Bayes Linear Estimation for Finite Population with Emphasis on Categorical Data
Kelly C.M. Gonçalves, Fernando A.S. Moura, Helio S. Migon
Statistics, Federal University of Rio de Janeiro, Rio de Janeiro, Brazil

The designed-based sample survey theory has been very appealed to official statistics agencies around all over the world. As pointed out by Skinner et. al (1989), the main reason for that is the distribution-free advantage. However, in some specific situations, the designed-based approach proved to be inefficient, providing inadequate predictors. For instance, estimation in small domains and the presence of the non-response cannot be dealt with designed-based approach without assuming some implicit assumptions, which can be equivalent to assume a model. Supporters of the designed-based approach argue that model-based inference much depends on the model assumptions which might not be true. On the other hand, interval inference for target population parameters relies on the Central limit theorem, which could not be applied in many practical situations, where the sample sizes are not large enough or independent assumptions of the random variables involved are not realistic.

The question that poses is: is it possible to conciliate both approaches? In the superpopulation model context, Zacks (2002) shows that some designed-based estimators could be recovered by using a general regression model approach. Little in Chapter 4 of Chambers and Skinners (2004) claims that: “careful model specification sensitive to the survey design can address the concerns with model specifications and that Bayesian statistics provides a coherent and unified treatment of descriptive and analytic survey inference”.

In the Bayesian context, another appealing proposal of conciliating designed-based and model-based approach was presented by O'Hagan (1985) in an unpublished report. O'Hagan (1985)'s approach is based upon the Bayes Linear Estimator, therefore distribution-free. This methodology is an alternative to the methods of randomization and appears midway between two extreme views: on the one hand the procedures based on randomization and on the other based on superpopulation models. His model formulation assumes only second order exchangeability, describing a prior knowledge about the structures present in the population. He dealt with several population structures, such as stratification and clustering and showed how some common designed-based estimators could be obtained as a particular case of his more general approach.

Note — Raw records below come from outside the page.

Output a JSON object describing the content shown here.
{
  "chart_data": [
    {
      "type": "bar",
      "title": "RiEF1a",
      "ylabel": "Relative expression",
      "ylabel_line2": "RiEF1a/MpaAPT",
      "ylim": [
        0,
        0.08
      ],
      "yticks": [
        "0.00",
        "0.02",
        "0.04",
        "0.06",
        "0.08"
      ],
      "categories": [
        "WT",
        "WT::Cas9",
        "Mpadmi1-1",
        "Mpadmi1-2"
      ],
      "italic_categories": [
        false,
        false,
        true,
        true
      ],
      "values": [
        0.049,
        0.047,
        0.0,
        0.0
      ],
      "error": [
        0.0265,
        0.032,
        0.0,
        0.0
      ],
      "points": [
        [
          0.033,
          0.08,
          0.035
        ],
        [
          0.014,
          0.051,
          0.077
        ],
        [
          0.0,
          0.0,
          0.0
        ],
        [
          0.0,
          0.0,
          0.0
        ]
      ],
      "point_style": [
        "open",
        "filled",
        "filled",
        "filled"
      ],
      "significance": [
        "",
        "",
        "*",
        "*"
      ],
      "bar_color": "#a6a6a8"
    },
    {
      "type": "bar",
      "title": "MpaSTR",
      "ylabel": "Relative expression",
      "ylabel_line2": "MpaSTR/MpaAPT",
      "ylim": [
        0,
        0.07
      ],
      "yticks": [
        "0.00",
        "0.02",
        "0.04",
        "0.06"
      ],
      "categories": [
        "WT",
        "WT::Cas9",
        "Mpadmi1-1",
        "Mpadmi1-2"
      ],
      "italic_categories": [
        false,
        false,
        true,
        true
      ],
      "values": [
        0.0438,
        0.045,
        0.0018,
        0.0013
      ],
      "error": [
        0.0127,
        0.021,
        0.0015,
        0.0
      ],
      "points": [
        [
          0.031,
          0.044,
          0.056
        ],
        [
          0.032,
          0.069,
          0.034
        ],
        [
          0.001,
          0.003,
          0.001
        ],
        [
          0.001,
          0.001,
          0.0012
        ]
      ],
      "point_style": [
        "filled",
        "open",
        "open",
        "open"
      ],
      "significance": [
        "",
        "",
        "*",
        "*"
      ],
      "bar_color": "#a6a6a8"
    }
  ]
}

In this work we set up a general regression framework, where all cases presented in O'Hagan (1985) are particular cases of it. We also presented a Bayes linear approach for obtaining estimation of proportions for categorical data. We illustrated our approach with a real and a simulated data.


Chambers, R.L. and Skinner, C.J.(2003). Analysis of Survey Data. Wiley.

O'Hagan, A. (1985). Bayes linear estimators for finite populations. Technical Report 58, Department of Statistics - University of Warwick.

Skinner, C.J., Holt, D. and Smith, T.M.F.(1989). Analysis of Complex Surveys. Wiley Series in Probability.

Zacks, S. (2002). In the Footsteps of Basu: The Predictive Modelling Approach to Sampling from Finite Population. The Indian Journal of Statistics, Series A, 64, 532-544.

Keywords: exchangeability; linear model; Bayesian linear prediction

Biography: PhD in Statistics from Southampton University, Uk since 1994. I am an associate professor at Federal University of Rio de Janeiro. My current reserarch topics of interest are small area estimation, sample survey using Bayesian statistics, hierarchical models: theory and application.